2003年「協働が創りだす経済(雇用)・地域の活力」:出納長・連合会長・弊社会長がパネルディスカッション
2004年「赤城山の新生から地域社会の創造を」:バイオマス研究会、自然体験学習、ヒメギフチョウ保護、粕川流域ネットなどの活動報告(講師・椎名誠)

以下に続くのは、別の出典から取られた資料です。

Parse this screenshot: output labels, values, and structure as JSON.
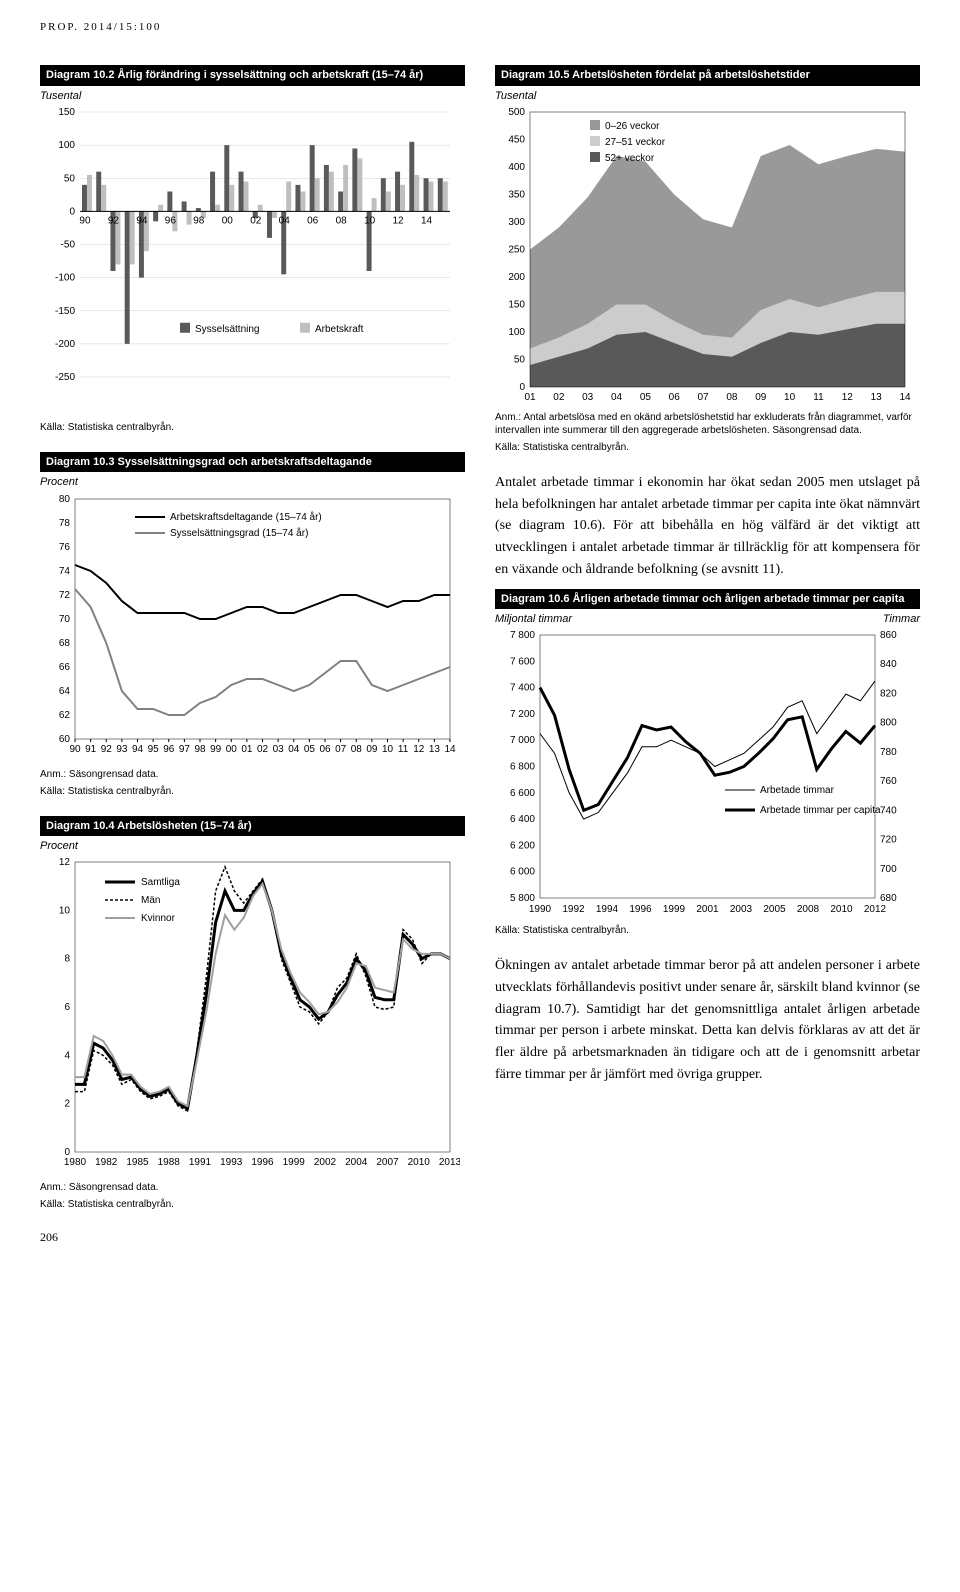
{
  "header": "PROP. 2014/15:100",
  "page_num": "206",
  "d102": {
    "title": "Diagram 10.2 Årlig förändring i sysselsättning och arbetskraft (15–74 år)",
    "subtitle": "Tusental",
    "type": "bar",
    "categories": [
      "90",
      "92",
      "94",
      "96",
      "98",
      "00",
      "02",
      "04",
      "06",
      "08",
      "10",
      "12",
      "14"
    ],
    "series": [
      {
        "name": "Sysselsättning",
        "color": "#595959",
        "values": [
          40,
          60,
          -90,
          -200,
          -100,
          -15,
          30,
          15,
          5,
          60,
          100,
          60,
          -10,
          -40,
          -95,
          40,
          100,
          70,
          30,
          95,
          -90,
          50,
          60,
          105,
          50,
          50
        ]
      },
      {
        "name": "Arbetskraft",
        "color": "#bfbfbf",
        "values": [
          55,
          40,
          -80,
          -80,
          -60,
          10,
          -30,
          -20,
          -10,
          10,
          40,
          45,
          10,
          -10,
          45,
          30,
          50,
          60,
          70,
          80,
          20,
          30,
          40,
          55,
          45,
          45
        ]
      }
    ],
    "xlim": [
      0,
      25
    ],
    "ylim": [
      -250,
      150
    ],
    "ytick_step": 50,
    "background_color": "#ffffff",
    "grid_color": "#d0d0d0",
    "source": "Källa: Statistiska centralbyrån."
  },
  "d103": {
    "title": "Diagram 10.3 Sysselsättningsgrad och arbetskraftsdeltagande",
    "subtitle": "Procent",
    "type": "line",
    "categories": [
      "90",
      "91",
      "92",
      "93",
      "94",
      "95",
      "96",
      "97",
      "98",
      "99",
      "00",
      "01",
      "02",
      "03",
      "04",
      "05",
      "06",
      "07",
      "08",
      "09",
      "10",
      "11",
      "12",
      "13",
      "14"
    ],
    "series": [
      {
        "name": "Arbetskraftsdeltagande (15–74 år)",
        "color": "#000000",
        "width": 2,
        "values": [
          74.5,
          74,
          73,
          71.5,
          70.5,
          70.5,
          70.5,
          70.5,
          70,
          70,
          70.5,
          71,
          71,
          70.5,
          70.5,
          71,
          71.5,
          72,
          72,
          71.5,
          71,
          71.5,
          71.5,
          72,
          72
        ]
      },
      {
        "name": "Sysselsättningsgrad (15–74 år)",
        "color": "#808080",
        "width": 2,
        "values": [
          72.5,
          71,
          68,
          64,
          62.5,
          62.5,
          62,
          62,
          63,
          63.5,
          64.5,
          65,
          65,
          64.5,
          64,
          64.5,
          65.5,
          66.5,
          66.5,
          64.5,
          64,
          64.5,
          65,
          65.5,
          66
        ]
      }
    ],
    "ylim": [
      60,
      80
    ],
    "ytick_step": 2,
    "note": "Anm.: Säsongrensad data.",
    "source": "Källa: Statistiska centralbyrån."
  },
  "d104": {
    "title": "Diagram 10.4 Arbetslösheten (15–74 år)",
    "subtitle": "Procent",
    "type": "line",
    "categories": [
      "1980",
      "1982",
      "1985",
      "1988",
      "1991",
      "1993",
      "1996",
      "1999",
      "2002",
      "2004",
      "2007",
      "2010",
      "2013"
    ],
    "series": [
      {
        "name": "Samtliga",
        "color": "#000000",
        "width": 3,
        "dash": "none",
        "values": [
          2.8,
          2.8,
          4.5,
          4.3,
          3.8,
          3.0,
          3.1,
          2.6,
          2.3,
          2.4,
          2.6,
          2.0,
          1.8,
          4.0,
          6.5,
          9.5,
          10.8,
          10.0,
          10.0,
          10.7,
          11.2,
          10.0,
          8.2,
          7.2,
          6.3,
          6.0,
          5.5,
          5.8,
          6.5,
          7.0,
          8.0,
          7.5,
          6.4,
          6.3,
          6.3,
          9.0,
          8.6,
          8.0,
          8.2,
          8.2,
          8.0
        ]
      },
      {
        "name": "Män",
        "color": "#000000",
        "width": 1.5,
        "dash": "3,2",
        "values": [
          2.5,
          2.5,
          4.2,
          4.0,
          3.6,
          2.8,
          3.0,
          2.5,
          2.2,
          2.3,
          2.5,
          1.9,
          1.7,
          4.2,
          7.2,
          10.8,
          11.8,
          10.8,
          10.3,
          10.8,
          11.3,
          10.0,
          8.0,
          7.0,
          6.0,
          5.8,
          5.3,
          5.8,
          6.8,
          7.2,
          8.2,
          7.3,
          6.0,
          5.9,
          6.0,
          9.2,
          8.8,
          7.8,
          8.2,
          8.2,
          8.0
        ]
      },
      {
        "name": "Kvinnor",
        "color": "#a0a0a0",
        "width": 2,
        "dash": "none",
        "values": [
          3.1,
          3.1,
          4.8,
          4.6,
          4.0,
          3.2,
          3.2,
          2.7,
          2.4,
          2.5,
          2.7,
          2.1,
          1.9,
          3.8,
          5.8,
          8.2,
          9.8,
          9.2,
          9.7,
          10.6,
          11.1,
          10.0,
          8.4,
          7.4,
          6.6,
          6.2,
          5.7,
          5.8,
          6.2,
          6.8,
          7.8,
          7.7,
          6.8,
          6.7,
          6.6,
          8.8,
          8.4,
          8.2,
          8.2,
          8.2,
          8.0
        ]
      }
    ],
    "ylim": [
      0,
      12
    ],
    "ytick_step": 2,
    "note": "Anm.: Säsongrensad data.",
    "source": "Källa: Statistiska centralbyrån."
  },
  "d105": {
    "title": "Diagram 10.5 Arbetslösheten fördelat på arbetslöshetstider",
    "subtitle": "Tusental",
    "type": "area",
    "legend": [
      {
        "label": "0–26 veckor",
        "color": "#999999"
      },
      {
        "label": "27–51 veckor",
        "color": "#cccccc"
      },
      {
        "label": "52+ veckor",
        "color": "#595959"
      }
    ],
    "categories": [
      "01",
      "02",
      "03",
      "04",
      "05",
      "06",
      "07",
      "08",
      "09",
      "10",
      "11",
      "12",
      "13",
      "14"
    ],
    "series": [
      {
        "name": "52+",
        "color": "#595959",
        "values": [
          40,
          55,
          70,
          95,
          100,
          80,
          60,
          55,
          80,
          100,
          95,
          105,
          115,
          115
        ]
      },
      {
        "name": "27-51",
        "color": "#cccccc",
        "values": [
          30,
          35,
          45,
          55,
          50,
          40,
          35,
          35,
          60,
          60,
          50,
          55,
          58,
          58
        ]
      },
      {
        "name": "0-26",
        "color": "#999999",
        "values": [
          180,
          200,
          230,
          270,
          260,
          230,
          210,
          200,
          280,
          280,
          260,
          260,
          260,
          255
        ]
      }
    ],
    "ylim": [
      0,
      500
    ],
    "ytick_step": 50,
    "note": "Anm.: Antal arbetslösa med en okänd arbetslöshetstid har exkluderats från diagrammet, varför intervallen inte summerar till den aggregerade arbetslösheten. Säsongrensad data.",
    "source": "Källa: Statistiska centralbyrån."
  },
  "paragraph1": "Antalet arbetade timmar i ekonomin har ökat sedan 2005 men utslaget på hela befolkningen har antalet arbetade timmar per capita inte ökat nämnvärt (se diagram 10.6). För att bibehålla en hög välfärd är det viktigt att utvecklingen i antalet arbetade timmar är tillräcklig för att kompensera för en växande och åldrande befolkning (se avsnitt 11).",
  "d106": {
    "title": "Diagram 10.6 Årligen arbetade timmar och årligen arbetade timmar per capita",
    "subtitle_left": "Miljontal timmar",
    "subtitle_right": "Timmar",
    "type": "line",
    "categories": [
      "1990",
      "1992",
      "1994",
      "1996",
      "1999",
      "2001",
      "2003",
      "2005",
      "2008",
      "2010",
      "2012"
    ],
    "series": [
      {
        "name": "Arbetade timmar",
        "color": "#000000",
        "width": 1,
        "values": [
          7050,
          6900,
          6600,
          6400,
          6450,
          6600,
          6750,
          6950,
          6950,
          7000,
          6950,
          6900,
          6800,
          6850,
          6900,
          7000,
          7100,
          7250,
          7300,
          7050,
          7200,
          7350,
          7300,
          7450
        ]
      },
      {
        "name": "Arbetade timmar per capita",
        "color": "#000000",
        "width": 3,
        "axis": "right",
        "values": [
          824,
          805,
          768,
          740,
          744,
          760,
          776,
          798,
          795,
          797,
          787,
          779,
          764,
          766,
          770,
          779,
          789,
          802,
          804,
          768,
          782,
          794,
          786,
          798
        ]
      }
    ],
    "ylim_left": [
      5800,
      7800
    ],
    "ytick_left": 200,
    "ylim_right": [
      680,
      860
    ],
    "ytick_right": 20,
    "source": "Källa: Statistiska centralbyrån."
  },
  "paragraph2": "Ökningen av antalet arbetade timmar beror på att andelen personer i arbete utvecklats förhållandevis positivt under senare år, särskilt bland kvinnor (se diagram 10.7). Samtidigt har det genomsnittliga antalet årligen arbetade timmar per person i arbete minskat. Detta kan delvis förklaras av att det är fler äldre på arbetsmarknaden än tidigare och att de i genomsnitt arbetar färre timmar per år jämfört med övriga grupper."
}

2005年「地球に優しい企業活動発表会」:埼玉県を含む多くの企業が参加(環境技術など発表)、「環境と経済の好循環に向けて」:地域の関係者と講師、環境省谷課長の講演とパネルディスカッション
2006年「エコから始めるまちづくり」葛巻町長、前橋市長、崎田裕子氏による講演とパネルディスカッション
 2005年度の大きな成果は、環境による地域振興先進地葛巻町の中村町長の講演と質疑による実例紹介による現実味のある啓蒙ができたことと群馬大学社会情報学部との協働で地域調整費補助金事業(群馬県中部県民局)として赤城山南麓地域の自然・観光・施設・課題を紹介するHPの前段階としてのCDの完成がある。このCDはイベントや会議を通してプレゼンテーションし、行政や地域にも配布してよい評価が得られた。今年度も継続事業として、さらなるバージョンアップとWEBでの公開を予定している。

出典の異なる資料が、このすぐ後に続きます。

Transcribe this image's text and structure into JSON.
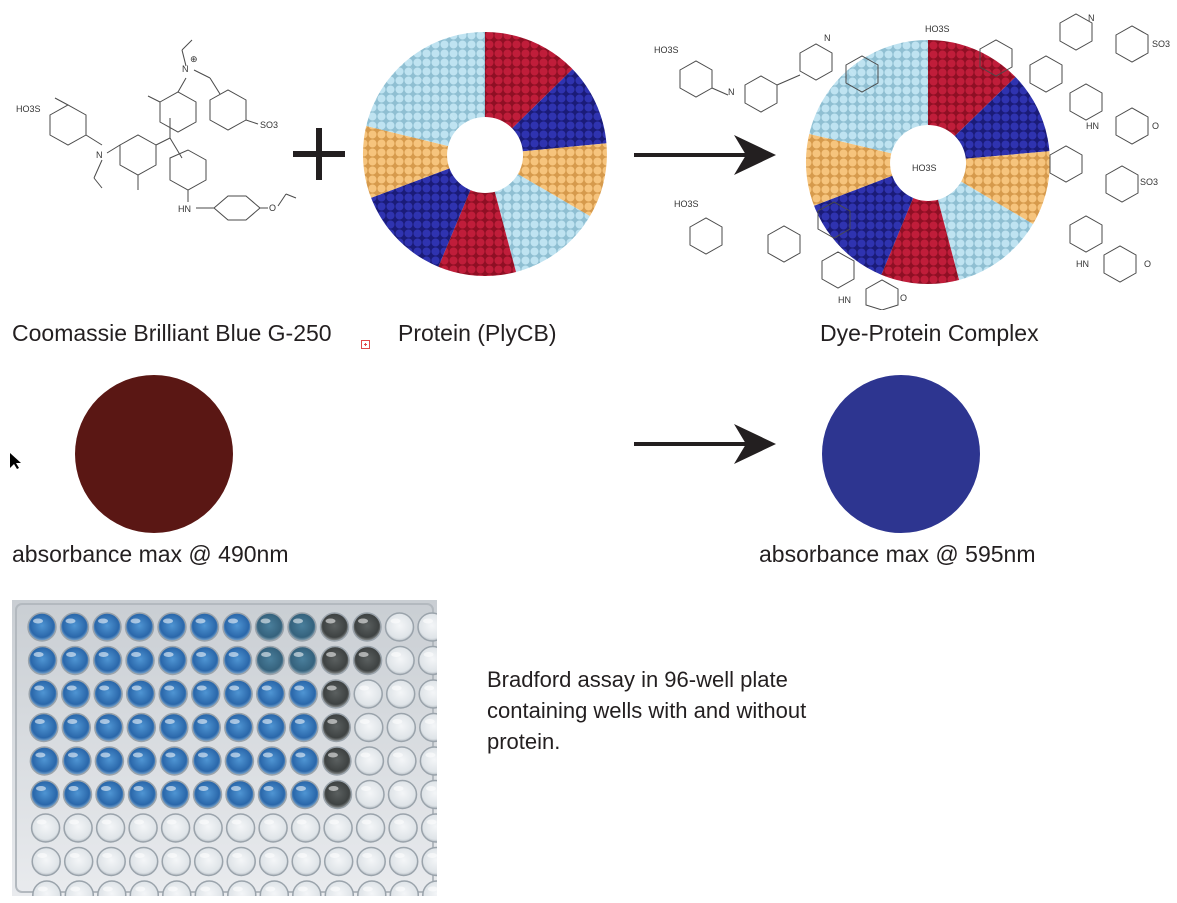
{
  "labels": {
    "dye": "Coomassie Brilliant Blue G-250",
    "protein": "Protein (PlyCB)",
    "complex": "Dye-Protein Complex",
    "abs_dye": "absorbance max @ 490nm",
    "abs_complex": "absorbance max @ 595nm"
  },
  "chem": {
    "so3h": "HO3S",
    "so3": "SO3",
    "n": "N",
    "hn": "HN",
    "o": "O",
    "plus_charge": "⊕",
    "minus": "−"
  },
  "symbols": {
    "plus": "+",
    "arrow": "→"
  },
  "colors": {
    "dye_solution": "#5a1714",
    "complex_solution": "#2d3590",
    "protein_red": "#a8142e",
    "protein_navy": "#23259a",
    "protein_lightblue": "#a9d6e8",
    "protein_tan": "#f0b768",
    "plate_blue": "#2f73b8",
    "plate_dark": "#4b4f4f"
  },
  "plate": {
    "caption_lines": [
      "Bradford assay in 96-well plate",
      "containing wells with and without",
      "protein."
    ]
  }
}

 このような活動を通じて、サンデンフォレストの自然環境としては2003年の「緑化センター会長賞」、2005年の「関東経済産業局長賞」を受賞した。企業の社会貢献活動としては、2005年には勤労者マルチライフ支援事業の実施と行政・NPOとの協働による幅広い活動が評価され「ワンモアライフボランティア賞」を受賞した。その他の社会的な評価としては、2002年モーニングスター社の社会的責任投資株価指数銘柄に選定、2005年に群馬県から森林環境教育優良事例に推挙され林野庁への報告書を提出、2006年には週間東洋経済CSRランキングで50位と評価された。

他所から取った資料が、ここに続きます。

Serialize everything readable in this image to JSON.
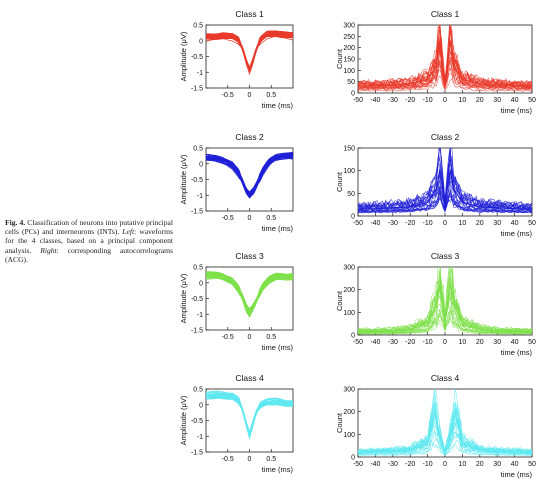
{
  "caption": {
    "fig_label": "Fig. 4.",
    "text_1": "Classification of neurons into putative principal cells (PCs) and interneurons (INTs).",
    "left_label": "Left",
    "text_2": ": waveforms for the 4 classes, based on a principal component analysis.",
    "right_label": "Right",
    "text_3": ": corresponding autocorrelograms (ACG)."
  },
  "chart_data": [
    {
      "type": "line",
      "panel": "waveform",
      "title": "Class 1",
      "color": "#e8392a",
      "xlabel": "time (ms)",
      "ylabel": "Amplitude (μV)",
      "xlim": [
        -1.0,
        1.0
      ],
      "ylim": [
        -1.5,
        0.5
      ],
      "xticks": [
        -0.5,
        0,
        0.5
      ],
      "xticklabels": [
        "-0.5",
        "0",
        "0.5"
      ],
      "yticks": [
        0.5,
        0,
        -0.5,
        -1,
        -1.5
      ],
      "yticklabels": [
        "0.5",
        "0",
        "-0.5",
        "-1",
        "-1.5"
      ],
      "x": [
        -1.0,
        -0.8,
        -0.6,
        -0.4,
        -0.25,
        -0.15,
        -0.08,
        0.0,
        0.08,
        0.15,
        0.25,
        0.4,
        0.6,
        0.8,
        1.0
      ],
      "y": [
        0.1,
        0.12,
        0.15,
        0.12,
        0.0,
        -0.3,
        -0.65,
        -0.95,
        -0.65,
        -0.3,
        0.02,
        0.18,
        0.22,
        0.18,
        0.15
      ]
    },
    {
      "type": "line",
      "panel": "acg",
      "title": "Class 1",
      "color": "#e8392a",
      "xlabel": "time (ms)",
      "ylabel": "Count",
      "xlim": [
        -50,
        50
      ],
      "ylim": [
        0,
        300
      ],
      "xticks": [
        -50,
        -40,
        -30,
        -20,
        -10,
        0,
        10,
        20,
        30,
        40,
        50
      ],
      "xticklabels": [
        "-50",
        "-40",
        "-30",
        "-20",
        "-10",
        "0",
        "10",
        "20",
        "30",
        "40",
        "50"
      ],
      "yticks": [
        0,
        50,
        100,
        150,
        200,
        250,
        300
      ],
      "yticklabels": [
        "0",
        "50",
        "100",
        "150",
        "200",
        "250",
        "300"
      ],
      "x": [
        -50,
        -40,
        -30,
        -20,
        -10,
        -5,
        -3,
        -1,
        0,
        1,
        3,
        5,
        10,
        20,
        30,
        40,
        50
      ],
      "y": [
        30,
        32,
        35,
        40,
        60,
        120,
        230,
        90,
        40,
        90,
        230,
        120,
        60,
        40,
        35,
        32,
        30
      ]
    },
    {
      "type": "line",
      "panel": "waveform",
      "title": "Class 2",
      "color": "#1f1fd6",
      "xlabel": "time (ms)",
      "ylabel": "Amplitude (μV)",
      "xlim": [
        -1.0,
        1.0
      ],
      "ylim": [
        -1.5,
        0.5
      ],
      "xticks": [
        -0.5,
        0,
        0.5
      ],
      "xticklabels": [
        "-0.5",
        "0",
        "0.5"
      ],
      "yticks": [
        0.5,
        0,
        -0.5,
        -1,
        -1.5
      ],
      "yticklabels": [
        "0.5",
        "0",
        "-0.5",
        "-1",
        "-1.5"
      ],
      "x": [
        -1.0,
        -0.8,
        -0.6,
        -0.4,
        -0.25,
        -0.15,
        -0.08,
        0.0,
        0.1,
        0.2,
        0.3,
        0.45,
        0.6,
        0.8,
        1.0
      ],
      "y": [
        0.2,
        0.18,
        0.1,
        -0.05,
        -0.3,
        -0.6,
        -0.85,
        -1.0,
        -0.85,
        -0.55,
        -0.25,
        0.05,
        0.2,
        0.25,
        0.25
      ]
    },
    {
      "type": "line",
      "panel": "acg",
      "title": "Class 2",
      "color": "#1f1fd6",
      "xlabel": "time (ms)",
      "ylabel": "Count",
      "xlim": [
        -50,
        50
      ],
      "ylim": [
        0,
        150
      ],
      "xticks": [
        -50,
        -40,
        -30,
        -20,
        -10,
        0,
        10,
        20,
        30,
        40,
        50
      ],
      "xticklabels": [
        "-50",
        "-40",
        "-30",
        "-20",
        "-10",
        "0",
        "10",
        "20",
        "30",
        "40",
        "50"
      ],
      "yticks": [
        0,
        50,
        100,
        150
      ],
      "yticklabels": [
        "0",
        "50",
        "100",
        "150"
      ],
      "x": [
        -50,
        -40,
        -30,
        -20,
        -10,
        -5,
        -3,
        -1,
        0,
        1,
        3,
        5,
        10,
        20,
        30,
        40,
        50
      ],
      "y": [
        15,
        16,
        18,
        20,
        30,
        60,
        100,
        50,
        20,
        50,
        100,
        60,
        30,
        20,
        18,
        16,
        15
      ]
    },
    {
      "type": "line",
      "panel": "waveform",
      "title": "Class 3",
      "color": "#7ee04a",
      "xlabel": "time (ms)",
      "ylabel": "Amplitude (μV)",
      "xlim": [
        -1.0,
        1.0
      ],
      "ylim": [
        -1.5,
        0.5
      ],
      "xticks": [
        -0.5,
        0,
        0.5
      ],
      "xticklabels": [
        "-0.5",
        "0",
        "0.5"
      ],
      "yticks": [
        0.5,
        0,
        -0.5,
        -1,
        -1.5
      ],
      "yticklabels": [
        "0.5",
        "0",
        "-0.5",
        "-1",
        "-1.5"
      ],
      "x": [
        -1.0,
        -0.8,
        -0.6,
        -0.4,
        -0.25,
        -0.15,
        -0.08,
        0.0,
        0.1,
        0.2,
        0.3,
        0.45,
        0.6,
        0.8,
        1.0
      ],
      "y": [
        0.25,
        0.25,
        0.2,
        0.05,
        -0.2,
        -0.5,
        -0.8,
        -0.98,
        -0.75,
        -0.45,
        -0.15,
        0.1,
        0.2,
        0.2,
        0.2
      ]
    },
    {
      "type": "line",
      "panel": "acg",
      "title": "Class 3",
      "color": "#7ee04a",
      "xlabel": "time (ms)",
      "ylabel": "Count",
      "xlim": [
        -50,
        50
      ],
      "ylim": [
        0,
        300
      ],
      "xticks": [
        -50,
        -40,
        -30,
        -20,
        -10,
        0,
        10,
        20,
        30,
        40,
        50
      ],
      "xticklabels": [
        "-50",
        "-40",
        "-30",
        "-20",
        "-10",
        "0",
        "10",
        "20",
        "30",
        "40",
        "50"
      ],
      "yticks": [
        0,
        100,
        200,
        300
      ],
      "yticklabels": [
        "0",
        "100",
        "200",
        "300"
      ],
      "x": [
        -50,
        -40,
        -30,
        -20,
        -10,
        -5,
        -3,
        -1,
        0,
        1,
        3,
        5,
        10,
        20,
        30,
        40,
        50
      ],
      "y": [
        15,
        16,
        18,
        25,
        50,
        140,
        220,
        120,
        60,
        120,
        220,
        140,
        50,
        25,
        18,
        16,
        15
      ]
    },
    {
      "type": "line",
      "panel": "waveform",
      "title": "Class 4",
      "color": "#5fe8f0",
      "xlabel": "time (ms)",
      "ylabel": "Amplitude (μV)",
      "xlim": [
        -1.0,
        1.0
      ],
      "ylim": [
        -1.5,
        0.5
      ],
      "xticks": [
        -0.5,
        0,
        0.5
      ],
      "xticklabels": [
        "-0.5",
        "0",
        "0.5"
      ],
      "yticks": [
        0.5,
        0,
        -0.5,
        -1,
        -1.5
      ],
      "yticklabels": [
        "0.5",
        "0",
        "-0.5",
        "-1",
        "-1.5"
      ],
      "x": [
        -1.0,
        -0.8,
        -0.6,
        -0.4,
        -0.25,
        -0.15,
        -0.08,
        0.0,
        0.08,
        0.15,
        0.25,
        0.4,
        0.6,
        0.8,
        1.0
      ],
      "y": [
        0.3,
        0.3,
        0.3,
        0.28,
        0.15,
        -0.2,
        -0.6,
        -0.98,
        -0.6,
        -0.25,
        0.0,
        0.1,
        0.1,
        0.05,
        0.05
      ]
    },
    {
      "type": "line",
      "panel": "acg",
      "title": "Class 4",
      "color": "#5fe8f0",
      "xlabel": "time (ms)",
      "ylabel": "Count",
      "xlim": [
        -50,
        50
      ],
      "ylim": [
        0,
        300
      ],
      "xticks": [
        -50,
        -40,
        -30,
        -20,
        -10,
        0,
        10,
        20,
        30,
        40,
        50
      ],
      "xticklabels": [
        "-50",
        "-40",
        "-30",
        "-20",
        "-10",
        "0",
        "10",
        "20",
        "30",
        "40",
        "50"
      ],
      "yticks": [
        0,
        100,
        200,
        300
      ],
      "yticklabels": [
        "0",
        "100",
        "200",
        "300"
      ],
      "x": [
        -50,
        -40,
        -30,
        -20,
        -10,
        -6,
        -4,
        -2,
        0,
        2,
        4,
        6,
        10,
        20,
        30,
        40,
        50
      ],
      "y": [
        20,
        22,
        24,
        30,
        60,
        200,
        120,
        60,
        20,
        60,
        120,
        200,
        60,
        30,
        24,
        22,
        20
      ]
    }
  ]
}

 また、2003年より毎年市民立NPOカレッジの委託訓練「介護福祉サービス科」(雇用能力開発機構)、「NPOコミュニティビジネス科」(職業能力開発課)の講師を受託、2005年には「全国NPOフォーラム2005」で「企業との協働分科会」で協働による社会貢献の事例発表、「第1回まえばし水と緑の環境賞]の企業からの唯一の審査委員を仰せつかるなど社外での活動の認知度も大きく高まった。


特定非営利活動法人あかぎくらぶについて

 協働の推進と環境教育実践の母体として、他に類例のない企業がつくるNPOとして2003年に設立した。NPOとしての活動の幅を生かして、省庁関連NPOや関東・全国的なつながりが得られ関東全域の行事に参加した。また、自主事業として地域や社員の子どもを対象に「フォレストキッズ」と題して子どもの環境活動を5~6回/年のシリーズで実施し、参加した親子から評価されている。その他にも日本野鳥の会群馬支部との協働によるサンデンフォレストでの野鳥探索会の実施、群馬星の会との協働による観望会の実施で地域の親子が多数参加し大変喜ばれている。

 最後に、私どもの活動は弊社単独でできたことではなく、あくまでも“協働”の成果といえる。改めて産・官・学・民に及ぶ協働の力の大きさに驚かされると同時に今後も社会・地域と歩みを一つに社会貢献活動を推進したい。